The most effective way to produce a shaded relief is probably a combination of analytical shading and retouching with graphical software. The first step is rendering a shaded relief from a DEM using specialized software. The second step is enhancing the shaded relief with Photoshop (or other raster graphics software).
Macedonia, scale 1:750,000 © State Statistical Office of the Republic of Macedonia and Swiss Federal Statistical Office.
Shaded relief generated from digital elevation models usually does not match the quality of manually-produced relief. Among the deficiencies of analytical relief, important topographic features are not depicted clearly enough. However, analytical shaded relief can serve as a starting point for graphical enhancements with Photoshop.
The four images below illustrate the workflow with a portion of the hill shading of Macedonia shown above.
- The first relief originates from a too detailed DEM. The completely unrecognisable large landforms make this shaded relief unusable.
- Using a filtered (downsampled) DEM, an alternative shading was generated using specialized software (Shadow) that allows for interactive adjustment of the light direction and simulation of aerial perspective.
- Additional improvements to the shading in Photoshop resulted from using the imported contour lines, spot heights, drainages and political boundaries as reference guides.
- After making tonality adjustments, combining the shading with thematic map layers yielded the final map.
1) Shaded relief of Macedonia without local adaptations or filtering.

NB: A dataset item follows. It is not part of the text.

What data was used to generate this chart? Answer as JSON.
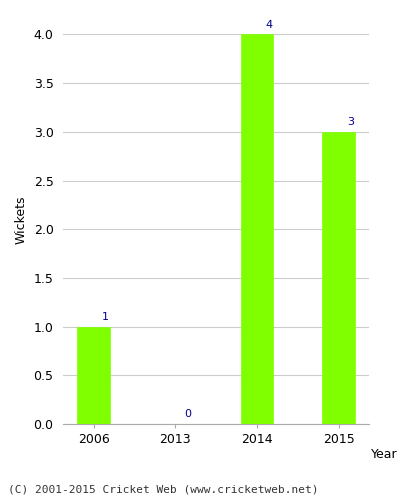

2) Shaded relief after DEM filtering and local adjustments in Shadow (relief shading software).
3) Shaded relief after corrections in Photoshop.
4) Tonal lightening for the final print.
Producing the shaded relief of Macedonia took four days: One day for converting and importing the different data sets, one day for the analytical shading with Shadow, and two days for enhancing the relief with Photoshop.
The following two images show the detailed work done with Photoshop. Data artefacts embedded in the DEM result in unsightly terraces and ridges (left). After a few strokes with Photoshop’s image editing tools, the artefacts disappeared and the major landforms became much easier to distinguish (right). The dodge, burn, clone stamp and brush tools proved to be especially useful for this work.
Before (left) and after (right) enhancements with Photoshop.